I went to Birmingham last week with LexisNexis to show a judge what CaseMap can do. Why is it important for judges to see solutions like this, and what is CaseMap’s role in handling the issues in litigation?
Part of the aim of the E-Disclosure Information Project, of which this blog is a part, is to introduce to each other as many as possible of the people, things and concepts which have some role in the disclosure aspects of case management.
Some of these matchings are more obvious than others. I work with lawyers to look at how the CPR can work for them. I introduce people who have a problem to solve to providers who might have the answer. I pick up ideas from one discussion, one web site or one jurisdiction, and drop them into another. This much is a fairly obvious use of resources, information, contacts and knowledge, and seems to be appreciated.
Less obvious is the introduction of technology solutions to judges. Judges can neither buy nor recommend solutions, so it might seem on the face of it a waste of time on everyone’s part for suppliers and judges to spend time together. I disagree.
A judge has a wide discretion as to the orders made as to the scope of disclosure. If disclosure is wider than necessary, then the parties are put to wasted expense, and court time is used up without purpose. If the scope of disclosure is too narrow, then injustice may result because key documents are not seen by the parties or by the court. The orders made must lie between these extremes and, above all, be proportionate.
“Proportionate” implies a balance between the evidential or other value of some input and the cost of getting at it. The duties of a party at a Case Management Conference include giving the judge the information necessary to strike that balance, including estimates of the costs which will be incurred by one route and by another.
Increasingly, the courts are seeking to narrow the range of material which is put into the ring, and specifically which is put before the court. The best way to do that is to force a focus on the issues which really matter, on the facts which bear on those issues and on the documents which support (or which undermine) each party’s assertions as to the facts. That is the approach of the Commercial Court Recommendations (which use the word “surgical” to describe the proper approach to disclosure) and that is the approach taken by HHJ Simon Brown QC both in his court in Birmingham and in his public speeches.
It is hard for judges to decide on a proportionate approach to electronic disclosure without some idea of the technology which exists. It is all very well saying that it is the duty of the parties to tell him, but few firms of lawyers are equipped to do so. They have not been made – by their clients, by the courts or by the perceived economics – to look for more efficient ways of handling electronic disclosure (I stress the word “perceived” incidentally – it is economic nonsense to give electronic disclosure by any means other than electronically, but I won’t deviate here to go into that).
CaseMap is a low-cost product whose key component is facts – dates, people, documents and so on – and which allows the user to relate those facts to issues. It is not intended as a repository for very large document populations, but is designed to allow close analysis of the core components of a case. Its key functions map exactly to the courts’ focus described above on issues, the facts to support the issues and on the “surgical” approach to document handling. I thought it would be interesting to introduce the leading (and most affordable) tool for this to one of the leading judicial exponents of a narrow focus on the issues.

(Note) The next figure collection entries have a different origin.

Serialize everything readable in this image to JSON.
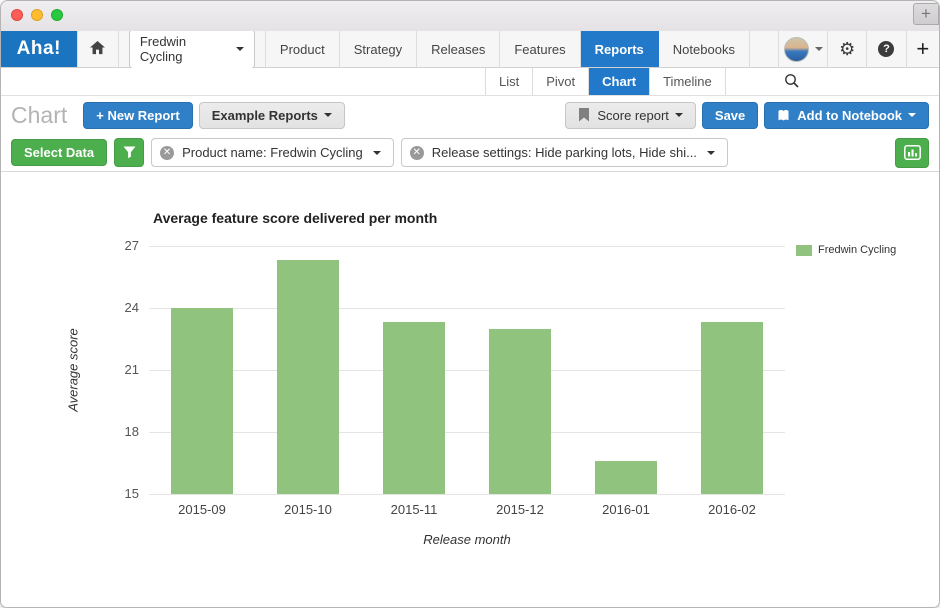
{
  "window": {
    "new_tab_label": "+"
  },
  "navbar": {
    "logo": "Aha!",
    "workspace": "Fredwin Cycling",
    "tabs": [
      "Product",
      "Strategy",
      "Releases",
      "Features",
      "Reports",
      "Notebooks"
    ],
    "active_tab": "Reports"
  },
  "subnav": {
    "tabs": [
      "List",
      "Pivot",
      "Chart",
      "Timeline"
    ],
    "active_tab": "Chart"
  },
  "report_header": {
    "page_title": "Chart",
    "new_report_label": "+ New Report",
    "example_reports_label": "Example Reports",
    "report_name_label": "Score report",
    "save_label": "Save",
    "add_to_notebook_label": "Add to Notebook"
  },
  "filter_bar": {
    "select_data_label": "Select Data",
    "filters": [
      "Product name: Fredwin Cycling",
      "Release settings: Hide parking lots, Hide shi..."
    ]
  },
  "chart_data": {
    "type": "bar",
    "title": "Average feature score delivered per month",
    "xlabel": "Release month",
    "ylabel": "Average score",
    "categories": [
      "2015-09",
      "2015-10",
      "2015-11",
      "2015-12",
      "2016-01",
      "2016-02"
    ],
    "series": [
      {
        "name": "Fredwin Cycling",
        "color": "#90c47e",
        "values": [
          24,
          26.3,
          23.3,
          23.0,
          16.6,
          23.3
        ]
      }
    ],
    "ylim": [
      15,
      27
    ],
    "yticks": [
      15,
      18,
      21,
      24,
      27
    ],
    "grid": true,
    "legend_position": "right"
  },
  "colors": {
    "logo_blue": "#1a74bf",
    "active_tab_blue": "#2279ca",
    "button_blue": "#3080c8",
    "button_green": "#4cae4c",
    "bar_green": "#90c47e"
  }
}
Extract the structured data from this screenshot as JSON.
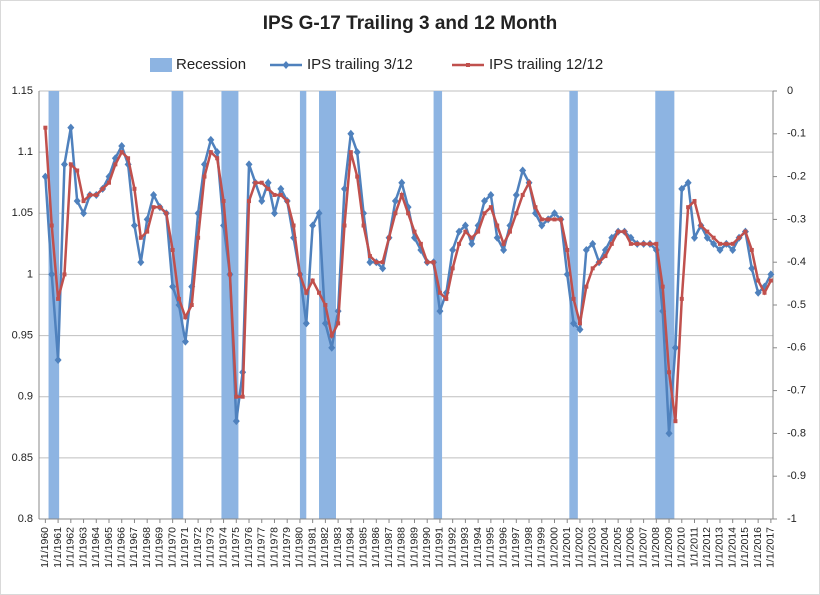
{
  "chart_data": {
    "type": "line",
    "title": "IPS G-17 Trailing 3 and 12 Month",
    "x": [
      "1/1/1960",
      "7/1/1960",
      "1/1/1961",
      "7/1/1961",
      "1/1/1962",
      "7/1/1962",
      "1/1/1963",
      "7/1/1963",
      "1/1/1964",
      "7/1/1964",
      "1/1/1965",
      "7/1/1965",
      "1/1/1966",
      "7/1/1966",
      "1/1/1967",
      "7/1/1967",
      "1/1/1968",
      "7/1/1968",
      "1/1/1969",
      "7/1/1969",
      "1/1/1970",
      "7/1/1970",
      "1/1/1971",
      "7/1/1971",
      "1/1/1972",
      "7/1/1972",
      "1/1/1973",
      "7/1/1973",
      "1/1/1974",
      "7/1/1974",
      "1/1/1975",
      "7/1/1975",
      "1/1/1976",
      "7/1/1976",
      "1/1/1977",
      "7/1/1977",
      "1/1/1978",
      "7/1/1978",
      "1/1/1979",
      "7/1/1979",
      "1/1/1980",
      "7/1/1980",
      "1/1/1981",
      "7/1/1981",
      "1/1/1982",
      "7/1/1982",
      "1/1/1983",
      "7/1/1983",
      "1/1/1984",
      "7/1/1984",
      "1/1/1985",
      "7/1/1985",
      "1/1/1986",
      "7/1/1986",
      "1/1/1987",
      "7/1/1987",
      "1/1/1988",
      "7/1/1988",
      "1/1/1989",
      "7/1/1989",
      "1/1/1990",
      "7/1/1990",
      "1/1/1991",
      "7/1/1991",
      "1/1/1992",
      "7/1/1992",
      "1/1/1993",
      "7/1/1993",
      "1/1/1994",
      "7/1/1994",
      "1/1/1995",
      "7/1/1995",
      "1/1/1996",
      "7/1/1996",
      "1/1/1997",
      "7/1/1997",
      "1/1/1998",
      "7/1/1998",
      "1/1/1999",
      "7/1/1999",
      "1/1/2000",
      "7/1/2000",
      "1/1/2001",
      "7/1/2001",
      "1/1/2002",
      "7/1/2002",
      "1/1/2003",
      "7/1/2003",
      "1/1/2004",
      "7/1/2004",
      "1/1/2005",
      "7/1/2005",
      "1/1/2006",
      "7/1/2006",
      "1/1/2007",
      "7/1/2007",
      "1/1/2008",
      "7/1/2008",
      "1/1/2009",
      "7/1/2009",
      "1/1/2010",
      "7/1/2010",
      "1/1/2011",
      "7/1/2011",
      "1/1/2012",
      "7/1/2012",
      "1/1/2013",
      "7/1/2013",
      "1/1/2014",
      "7/1/2014",
      "1/1/2015",
      "7/1/2015",
      "1/1/2016",
      "7/1/2016",
      "1/1/2017"
    ],
    "series": [
      {
        "name": "IPS trailing 3/12",
        "color": "#4f81bd",
        "marker": "diamond",
        "values": [
          1.08,
          1.0,
          0.93,
          1.09,
          1.12,
          1.06,
          1.05,
          1.065,
          1.065,
          1.07,
          1.08,
          1.095,
          1.105,
          1.09,
          1.04,
          1.01,
          1.045,
          1.065,
          1.055,
          1.05,
          0.99,
          0.975,
          0.945,
          0.99,
          1.05,
          1.09,
          1.11,
          1.1,
          1.04,
          1.0,
          0.88,
          0.92,
          1.09,
          1.075,
          1.06,
          1.075,
          1.05,
          1.07,
          1.06,
          1.03,
          1.0,
          0.96,
          1.04,
          1.05,
          0.96,
          0.94,
          0.97,
          1.07,
          1.115,
          1.1,
          1.05,
          1.01,
          1.01,
          1.005,
          1.03,
          1.06,
          1.075,
          1.055,
          1.03,
          1.02,
          1.01,
          1.01,
          0.97,
          0.985,
          1.02,
          1.035,
          1.04,
          1.025,
          1.04,
          1.06,
          1.065,
          1.03,
          1.02,
          1.04,
          1.065,
          1.085,
          1.075,
          1.05,
          1.04,
          1.045,
          1.05,
          1.045,
          1.0,
          0.96,
          0.955,
          1.02,
          1.025,
          1.01,
          1.02,
          1.03,
          1.035,
          1.035,
          1.03,
          1.025,
          1.025,
          1.025,
          1.02,
          0.97,
          0.87,
          0.94,
          1.07,
          1.075,
          1.03,
          1.04,
          1.03,
          1.025,
          1.02,
          1.025,
          1.02,
          1.03,
          1.035,
          1.005,
          0.985,
          0.99,
          1.0
        ]
      },
      {
        "name": "IPS trailing 12/12",
        "color": "#c0504d",
        "marker": "square",
        "values": [
          1.12,
          1.04,
          0.98,
          1.0,
          1.09,
          1.085,
          1.06,
          1.065,
          1.065,
          1.07,
          1.075,
          1.09,
          1.1,
          1.095,
          1.07,
          1.03,
          1.035,
          1.055,
          1.055,
          1.05,
          1.02,
          0.98,
          0.965,
          0.975,
          1.03,
          1.08,
          1.1,
          1.095,
          1.06,
          1.0,
          0.9,
          0.9,
          1.06,
          1.075,
          1.075,
          1.07,
          1.065,
          1.065,
          1.06,
          1.04,
          1.0,
          0.985,
          0.995,
          0.985,
          0.975,
          0.95,
          0.96,
          1.04,
          1.1,
          1.08,
          1.04,
          1.015,
          1.01,
          1.01,
          1.03,
          1.05,
          1.065,
          1.05,
          1.035,
          1.025,
          1.01,
          1.01,
          0.985,
          0.98,
          1.005,
          1.025,
          1.035,
          1.03,
          1.035,
          1.05,
          1.055,
          1.04,
          1.025,
          1.035,
          1.05,
          1.065,
          1.075,
          1.055,
          1.045,
          1.045,
          1.045,
          1.045,
          1.02,
          0.98,
          0.96,
          0.99,
          1.005,
          1.01,
          1.015,
          1.025,
          1.035,
          1.035,
          1.025,
          1.025,
          1.025,
          1.025,
          1.025,
          0.99,
          0.92,
          0.88,
          0.98,
          1.055,
          1.06,
          1.04,
          1.035,
          1.03,
          1.025,
          1.025,
          1.025,
          1.03,
          1.035,
          1.02,
          0.995,
          0.985,
          0.995
        ]
      }
    ],
    "recession": {
      "name": "Recession",
      "color": "#8db4e2",
      "axis": "y2",
      "value": -1,
      "periods": [
        [
          "4/1/1960",
          "2/1/1961"
        ],
        [
          "12/1/1969",
          "11/1/1970"
        ],
        [
          "11/1/1973",
          "3/1/1975"
        ],
        [
          "1/1/1980",
          "7/1/1980"
        ],
        [
          "7/1/1981",
          "11/1/1982"
        ],
        [
          "7/1/1990",
          "3/1/1991"
        ],
        [
          "3/1/2001",
          "11/1/2001"
        ],
        [
          "12/1/2007",
          "6/1/2009"
        ]
      ]
    },
    "xlim": [
      "7/1/1959",
      "3/1/2017"
    ],
    "xticks": [
      "1/1/1960",
      "1/1/1961",
      "1/1/1962",
      "1/1/1963",
      "1/1/1964",
      "1/1/1965",
      "1/1/1966",
      "1/1/1967",
      "1/1/1968",
      "1/1/1969",
      "1/1/1970",
      "1/1/1971",
      "1/1/1972",
      "1/1/1973",
      "1/1/1974",
      "1/1/1975",
      "1/1/1976",
      "1/1/1977",
      "1/1/1978",
      "1/1/1979",
      "1/1/1980",
      "1/1/1981",
      "1/1/1982",
      "1/1/1983",
      "1/1/1984",
      "1/1/1985",
      "1/1/1986",
      "1/1/1987",
      "1/1/1988",
      "1/1/1989",
      "1/1/1990",
      "1/1/1991",
      "1/1/1992",
      "1/1/1993",
      "1/1/1994",
      "1/1/1995",
      "1/1/1996",
      "1/1/1997",
      "1/1/1998",
      "1/1/1999",
      "1/1/2000",
      "1/1/2001",
      "1/1/2002",
      "1/1/2003",
      "1/1/2004",
      "1/1/2005",
      "1/1/2006",
      "1/1/2007",
      "1/1/2008",
      "1/1/2009",
      "1/1/2010",
      "1/1/2011",
      "1/1/2012",
      "1/1/2013",
      "1/1/2014",
      "1/1/2015",
      "1/1/2016",
      "1/1/2017"
    ],
    "ylim": [
      0.8,
      1.15
    ],
    "yticks": [
      0.8,
      0.85,
      0.9,
      0.95,
      1,
      1.05,
      1.1,
      1.15
    ],
    "y2lim": [
      -1,
      0
    ],
    "y2ticks": [
      -1,
      -0.9,
      -0.8,
      -0.7,
      -0.6,
      -0.5,
      -0.4,
      -0.3,
      -0.2,
      -0.1,
      0
    ],
    "grid": true,
    "legend": "top"
  }
}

We were fortunate that Bob Wiss, a co-founder of CaseSoft, was in the country, and I went with him and Matt Grant of LexisNexis (which owns CaseMap and is amongst the sponsors of the E-Disclosure Information Project) to show Judge Brown how it could be used for this. The purpose of the introduction was NOT to suggest a way to manage cases in any administrative sense or to be a substitute for the existing systems for filing pleadings etc and maintaining a court file – that will come as part of an HMCS initiative which is gaining momentum as a separate matter. The narrow purpose was to show a judge how a software tool could be used to focus on issues in the manner required by the rules.
Bob Wiss demonstrated this very simply. I will be writing more about how CaseMap does this and other things in due course. All I want to convey here is that such tools exist and that judges are becoming more aware of them, not to buy or recommend them, but to be in a position to counter arguments from parties that a surgical, issue-based approach to litigation is beyond the pockets and beyond the understanding of ordinary firms with routine cases.

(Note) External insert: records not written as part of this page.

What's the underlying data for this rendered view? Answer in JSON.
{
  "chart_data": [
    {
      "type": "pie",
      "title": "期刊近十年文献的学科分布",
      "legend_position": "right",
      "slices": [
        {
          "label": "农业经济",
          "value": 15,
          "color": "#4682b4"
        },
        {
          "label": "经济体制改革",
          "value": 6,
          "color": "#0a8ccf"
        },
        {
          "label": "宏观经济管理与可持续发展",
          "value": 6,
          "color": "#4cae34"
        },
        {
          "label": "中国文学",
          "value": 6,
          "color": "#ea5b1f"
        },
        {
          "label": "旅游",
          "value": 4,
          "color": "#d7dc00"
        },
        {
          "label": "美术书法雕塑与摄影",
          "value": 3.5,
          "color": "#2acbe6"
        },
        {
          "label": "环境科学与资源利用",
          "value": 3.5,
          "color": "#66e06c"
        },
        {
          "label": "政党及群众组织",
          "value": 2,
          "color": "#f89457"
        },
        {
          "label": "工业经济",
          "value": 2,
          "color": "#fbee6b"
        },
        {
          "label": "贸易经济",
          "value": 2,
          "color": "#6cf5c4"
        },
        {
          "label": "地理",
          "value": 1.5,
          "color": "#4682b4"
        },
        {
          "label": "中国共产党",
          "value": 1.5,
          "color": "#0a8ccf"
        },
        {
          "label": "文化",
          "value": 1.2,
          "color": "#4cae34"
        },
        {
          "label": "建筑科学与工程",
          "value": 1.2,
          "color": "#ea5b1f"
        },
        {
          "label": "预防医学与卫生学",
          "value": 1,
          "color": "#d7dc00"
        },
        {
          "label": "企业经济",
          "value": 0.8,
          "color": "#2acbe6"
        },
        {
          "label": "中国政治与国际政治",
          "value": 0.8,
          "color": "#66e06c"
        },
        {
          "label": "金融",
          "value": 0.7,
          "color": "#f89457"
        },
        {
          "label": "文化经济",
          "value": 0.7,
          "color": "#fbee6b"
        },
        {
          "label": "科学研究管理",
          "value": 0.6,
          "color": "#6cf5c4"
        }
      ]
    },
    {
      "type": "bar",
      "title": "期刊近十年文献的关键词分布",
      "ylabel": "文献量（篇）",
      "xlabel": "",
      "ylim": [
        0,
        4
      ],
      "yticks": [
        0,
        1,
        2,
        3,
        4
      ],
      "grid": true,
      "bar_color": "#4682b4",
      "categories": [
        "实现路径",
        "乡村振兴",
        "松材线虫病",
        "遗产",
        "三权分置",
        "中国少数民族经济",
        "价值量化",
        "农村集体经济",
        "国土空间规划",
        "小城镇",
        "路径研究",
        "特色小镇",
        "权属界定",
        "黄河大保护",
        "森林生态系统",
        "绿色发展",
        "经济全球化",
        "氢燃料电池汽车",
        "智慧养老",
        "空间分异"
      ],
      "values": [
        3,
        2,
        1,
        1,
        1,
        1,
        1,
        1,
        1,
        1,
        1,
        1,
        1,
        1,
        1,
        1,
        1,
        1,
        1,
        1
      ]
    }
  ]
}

The upshot will probably be a pilot in which regular court users will be invited to take part – a good example of the co-operation which the rules specifically require of parties both narrowly in respect of disclosure and more widely in terms of the overriding objective.
Although CaseMap is not specifically designed as a document management tool, it actually serves that purpose very well for smaller cases, in parallel with its role for issue-analysis in large ones. Whilst bigger cases certainly need heavy-duty litigation support software, smaller ones do not, and CaseMap can handle very well the mechanics of filtering, issue-coding and exchanging documents. Again, I will write about this separately but, as with the point about allocating issues, the important thing is for judges to know that such things exist.